= Akeyulerre Healing Centre =

Australian Indigenous service in Alice Springs

The Akeyulerre Healing Centre, most often referred to as Akeyulerre, is a fee-for service health service developed by Arrernte Elders to acknowledge and promote the importance of Indigenous knowledge, practice and expertise in relation to all aspects of well being for the community. A core part of Akeyulerre's role is the preparation and creation of bush medicines (through their community enterprise Interrentye Body Products), working with ngangkari's, visits to country, song, dance and smoking ceremonies and the preparation of bush foods. They also involve young Arrernte people in these activities and pass on language and culture, including ecological knowledge. As a part of this they will often undertake trips to gather plants together which are used in tradition remedies.

The centre is based in Alice Springs, in the Northern Territory, and is located at the base of Billy Goat Hill (which the Arrernte name of is Akeyulerre and which is a sacred site to the Arrernte people) where they welcome all visitors; they also offer services in Ltyentye Apurte and Amoonguna (Imengkwerne).

== Background ==
Akeyulerre was established in 2000 by Arrernte Elders and community members and was created with the aim of strengthening their community and culture and address their communities serious health and social issues. Many Aboriginal people in Central Australia suffer from the diseases of the third world.

The three founders of the healing centre are:

- Kathy Abbott
- Jane Vadiveloo
- Myra Hayes

Akeyulerre is run by a committee of management, which incorporates a cultural governance system and a more Western system, to ensure the strength of their organisation.

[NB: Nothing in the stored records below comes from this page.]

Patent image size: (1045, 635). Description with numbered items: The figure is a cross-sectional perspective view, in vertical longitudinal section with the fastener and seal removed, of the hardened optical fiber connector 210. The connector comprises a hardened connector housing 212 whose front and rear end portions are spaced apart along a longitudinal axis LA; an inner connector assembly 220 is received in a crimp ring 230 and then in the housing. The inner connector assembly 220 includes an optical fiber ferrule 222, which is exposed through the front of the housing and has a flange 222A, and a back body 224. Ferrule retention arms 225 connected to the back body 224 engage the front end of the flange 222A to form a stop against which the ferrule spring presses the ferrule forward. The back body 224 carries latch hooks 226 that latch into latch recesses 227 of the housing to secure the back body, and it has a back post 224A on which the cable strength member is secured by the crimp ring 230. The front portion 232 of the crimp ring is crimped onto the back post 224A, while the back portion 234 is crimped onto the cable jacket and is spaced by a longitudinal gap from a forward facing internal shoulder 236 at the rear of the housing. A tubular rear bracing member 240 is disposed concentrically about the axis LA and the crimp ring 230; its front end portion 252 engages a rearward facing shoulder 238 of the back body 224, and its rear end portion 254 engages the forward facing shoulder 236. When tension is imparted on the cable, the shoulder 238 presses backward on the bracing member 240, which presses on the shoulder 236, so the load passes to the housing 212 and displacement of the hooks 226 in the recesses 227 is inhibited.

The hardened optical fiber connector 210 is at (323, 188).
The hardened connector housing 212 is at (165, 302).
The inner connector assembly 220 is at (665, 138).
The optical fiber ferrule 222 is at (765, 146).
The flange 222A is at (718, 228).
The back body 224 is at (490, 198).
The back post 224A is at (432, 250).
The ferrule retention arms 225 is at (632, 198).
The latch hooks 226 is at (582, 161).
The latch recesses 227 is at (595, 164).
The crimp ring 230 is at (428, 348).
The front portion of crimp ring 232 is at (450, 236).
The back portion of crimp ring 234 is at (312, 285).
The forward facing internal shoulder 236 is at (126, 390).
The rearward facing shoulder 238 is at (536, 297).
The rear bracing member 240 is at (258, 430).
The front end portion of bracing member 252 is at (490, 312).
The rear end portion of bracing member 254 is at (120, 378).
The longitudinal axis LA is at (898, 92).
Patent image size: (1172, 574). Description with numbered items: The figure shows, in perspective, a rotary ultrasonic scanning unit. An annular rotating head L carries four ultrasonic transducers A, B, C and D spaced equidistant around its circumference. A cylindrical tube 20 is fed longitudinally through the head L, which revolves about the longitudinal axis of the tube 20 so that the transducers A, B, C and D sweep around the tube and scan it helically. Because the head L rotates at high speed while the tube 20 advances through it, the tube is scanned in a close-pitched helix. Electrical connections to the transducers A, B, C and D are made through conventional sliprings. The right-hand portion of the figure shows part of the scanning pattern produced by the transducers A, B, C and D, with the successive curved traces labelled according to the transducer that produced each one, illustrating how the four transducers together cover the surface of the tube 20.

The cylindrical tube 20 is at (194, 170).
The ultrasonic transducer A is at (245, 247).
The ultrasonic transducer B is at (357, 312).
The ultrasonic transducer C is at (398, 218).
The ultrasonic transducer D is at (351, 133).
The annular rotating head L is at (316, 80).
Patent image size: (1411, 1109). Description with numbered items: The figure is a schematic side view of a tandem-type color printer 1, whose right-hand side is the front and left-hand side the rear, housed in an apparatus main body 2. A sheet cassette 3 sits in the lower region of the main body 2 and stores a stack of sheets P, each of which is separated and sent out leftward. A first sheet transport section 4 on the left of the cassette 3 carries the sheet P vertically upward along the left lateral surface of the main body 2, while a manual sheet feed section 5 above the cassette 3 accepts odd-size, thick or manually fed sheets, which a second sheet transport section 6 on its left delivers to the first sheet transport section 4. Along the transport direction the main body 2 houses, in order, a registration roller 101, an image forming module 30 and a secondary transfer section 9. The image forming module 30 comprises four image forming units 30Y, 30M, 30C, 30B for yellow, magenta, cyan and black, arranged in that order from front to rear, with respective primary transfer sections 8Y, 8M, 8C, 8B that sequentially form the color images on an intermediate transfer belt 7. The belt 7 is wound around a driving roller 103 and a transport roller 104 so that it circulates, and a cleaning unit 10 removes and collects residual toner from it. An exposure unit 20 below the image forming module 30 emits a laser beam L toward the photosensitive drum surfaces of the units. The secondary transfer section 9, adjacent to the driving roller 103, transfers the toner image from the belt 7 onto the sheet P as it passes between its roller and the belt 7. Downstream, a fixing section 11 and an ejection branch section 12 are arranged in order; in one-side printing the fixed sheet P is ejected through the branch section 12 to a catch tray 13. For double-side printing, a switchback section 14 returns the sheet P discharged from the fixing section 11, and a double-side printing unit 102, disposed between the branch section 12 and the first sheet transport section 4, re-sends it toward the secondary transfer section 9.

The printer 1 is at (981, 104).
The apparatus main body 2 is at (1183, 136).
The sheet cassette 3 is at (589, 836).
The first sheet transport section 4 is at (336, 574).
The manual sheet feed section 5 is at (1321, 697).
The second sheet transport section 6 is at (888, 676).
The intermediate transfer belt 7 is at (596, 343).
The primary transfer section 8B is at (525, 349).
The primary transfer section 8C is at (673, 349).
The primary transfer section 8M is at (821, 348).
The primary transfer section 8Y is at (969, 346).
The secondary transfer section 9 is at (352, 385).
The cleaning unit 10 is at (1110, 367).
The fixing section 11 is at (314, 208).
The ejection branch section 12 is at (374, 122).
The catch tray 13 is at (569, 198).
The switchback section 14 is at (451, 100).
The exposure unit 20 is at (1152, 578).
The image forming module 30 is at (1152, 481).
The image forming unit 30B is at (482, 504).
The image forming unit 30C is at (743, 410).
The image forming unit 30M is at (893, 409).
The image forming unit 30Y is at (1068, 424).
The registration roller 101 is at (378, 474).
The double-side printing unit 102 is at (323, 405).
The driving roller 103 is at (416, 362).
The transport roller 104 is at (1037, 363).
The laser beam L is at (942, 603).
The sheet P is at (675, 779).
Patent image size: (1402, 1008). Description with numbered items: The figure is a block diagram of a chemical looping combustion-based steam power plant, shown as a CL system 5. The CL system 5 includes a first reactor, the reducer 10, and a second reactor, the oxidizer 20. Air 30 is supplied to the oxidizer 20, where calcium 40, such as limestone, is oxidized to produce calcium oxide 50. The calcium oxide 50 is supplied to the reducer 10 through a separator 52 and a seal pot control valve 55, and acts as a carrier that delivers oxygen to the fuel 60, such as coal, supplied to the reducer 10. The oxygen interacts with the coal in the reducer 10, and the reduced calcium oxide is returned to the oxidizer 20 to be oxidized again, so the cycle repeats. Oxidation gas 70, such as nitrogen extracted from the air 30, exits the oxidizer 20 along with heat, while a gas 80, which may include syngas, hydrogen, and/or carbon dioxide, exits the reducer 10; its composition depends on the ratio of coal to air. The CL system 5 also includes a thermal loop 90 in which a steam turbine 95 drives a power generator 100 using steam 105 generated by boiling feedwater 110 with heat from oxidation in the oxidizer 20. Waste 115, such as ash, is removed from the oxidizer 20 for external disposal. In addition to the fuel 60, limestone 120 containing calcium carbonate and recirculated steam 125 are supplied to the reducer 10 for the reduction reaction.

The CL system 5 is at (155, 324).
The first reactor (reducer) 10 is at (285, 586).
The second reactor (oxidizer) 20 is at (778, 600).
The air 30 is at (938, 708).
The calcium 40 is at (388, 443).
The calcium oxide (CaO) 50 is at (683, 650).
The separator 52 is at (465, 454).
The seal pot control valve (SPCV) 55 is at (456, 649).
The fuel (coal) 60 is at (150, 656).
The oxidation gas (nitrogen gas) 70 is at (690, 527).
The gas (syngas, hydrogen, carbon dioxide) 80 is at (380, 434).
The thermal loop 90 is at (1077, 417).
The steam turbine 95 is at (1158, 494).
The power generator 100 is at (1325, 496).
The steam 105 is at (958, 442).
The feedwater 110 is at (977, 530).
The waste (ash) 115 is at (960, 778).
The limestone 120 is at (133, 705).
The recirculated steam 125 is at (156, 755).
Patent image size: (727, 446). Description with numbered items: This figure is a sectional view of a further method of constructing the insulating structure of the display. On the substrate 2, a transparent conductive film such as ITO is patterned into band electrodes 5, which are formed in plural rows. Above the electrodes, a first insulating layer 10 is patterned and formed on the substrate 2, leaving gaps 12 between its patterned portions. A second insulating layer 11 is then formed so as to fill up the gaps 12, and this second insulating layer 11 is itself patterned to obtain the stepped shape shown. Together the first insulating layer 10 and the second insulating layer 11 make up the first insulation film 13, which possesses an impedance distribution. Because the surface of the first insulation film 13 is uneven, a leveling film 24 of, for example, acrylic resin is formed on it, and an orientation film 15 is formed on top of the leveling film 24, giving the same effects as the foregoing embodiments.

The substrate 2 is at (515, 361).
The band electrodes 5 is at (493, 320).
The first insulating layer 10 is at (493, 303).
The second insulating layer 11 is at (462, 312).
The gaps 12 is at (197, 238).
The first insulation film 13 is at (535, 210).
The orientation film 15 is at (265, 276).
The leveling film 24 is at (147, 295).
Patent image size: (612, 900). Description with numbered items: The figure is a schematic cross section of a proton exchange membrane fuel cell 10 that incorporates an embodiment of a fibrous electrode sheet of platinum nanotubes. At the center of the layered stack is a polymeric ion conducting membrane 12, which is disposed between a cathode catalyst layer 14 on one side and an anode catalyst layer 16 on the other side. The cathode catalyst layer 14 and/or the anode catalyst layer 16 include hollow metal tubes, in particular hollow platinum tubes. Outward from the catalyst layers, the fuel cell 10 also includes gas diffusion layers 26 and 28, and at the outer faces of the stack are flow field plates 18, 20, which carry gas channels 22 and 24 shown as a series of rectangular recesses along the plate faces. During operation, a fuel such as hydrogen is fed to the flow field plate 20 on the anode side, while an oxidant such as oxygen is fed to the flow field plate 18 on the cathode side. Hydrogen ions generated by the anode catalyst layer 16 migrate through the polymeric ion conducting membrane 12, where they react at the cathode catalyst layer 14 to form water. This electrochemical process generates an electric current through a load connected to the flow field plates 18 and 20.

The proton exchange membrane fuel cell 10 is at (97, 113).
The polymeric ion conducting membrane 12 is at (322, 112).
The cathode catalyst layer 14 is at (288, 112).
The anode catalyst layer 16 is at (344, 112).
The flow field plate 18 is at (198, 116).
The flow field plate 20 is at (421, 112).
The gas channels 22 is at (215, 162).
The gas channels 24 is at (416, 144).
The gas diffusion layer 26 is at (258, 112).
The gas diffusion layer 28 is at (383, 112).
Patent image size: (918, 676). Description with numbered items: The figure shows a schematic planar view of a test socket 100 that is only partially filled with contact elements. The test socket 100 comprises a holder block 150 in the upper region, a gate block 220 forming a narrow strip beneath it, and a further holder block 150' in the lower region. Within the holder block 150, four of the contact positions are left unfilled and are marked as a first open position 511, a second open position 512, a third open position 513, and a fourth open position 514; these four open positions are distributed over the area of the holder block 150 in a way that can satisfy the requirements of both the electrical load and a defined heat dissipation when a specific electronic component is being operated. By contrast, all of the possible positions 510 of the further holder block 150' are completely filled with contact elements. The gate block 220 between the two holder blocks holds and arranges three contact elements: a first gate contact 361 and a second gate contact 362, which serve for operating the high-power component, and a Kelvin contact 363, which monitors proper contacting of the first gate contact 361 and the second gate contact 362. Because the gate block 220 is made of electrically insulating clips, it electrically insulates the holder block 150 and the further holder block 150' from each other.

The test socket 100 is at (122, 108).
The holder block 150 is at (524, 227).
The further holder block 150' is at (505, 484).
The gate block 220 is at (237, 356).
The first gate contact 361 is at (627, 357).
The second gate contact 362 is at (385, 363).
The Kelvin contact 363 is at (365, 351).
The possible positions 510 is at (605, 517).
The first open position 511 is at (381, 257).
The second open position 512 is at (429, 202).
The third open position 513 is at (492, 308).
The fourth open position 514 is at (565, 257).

Akeyulerre and Children's Ground also work closely together as their approaches a consistent and they work together with many of the same Arrernte families.

== Publications ==
In 2021 Akeyulerre, in conjunction with Alice Springs based publisher Running Water Community Press (formerly Ptilotus Press) published the book: Arelhekenhe Angkentye: Women's Talk by Akeyulerre Healing Centre.

This book contains poems of lyapirtneme from Arrernte women around Central Australia; lyapirtneme s an Arrernte language word that means 'growing back' or 'returning'.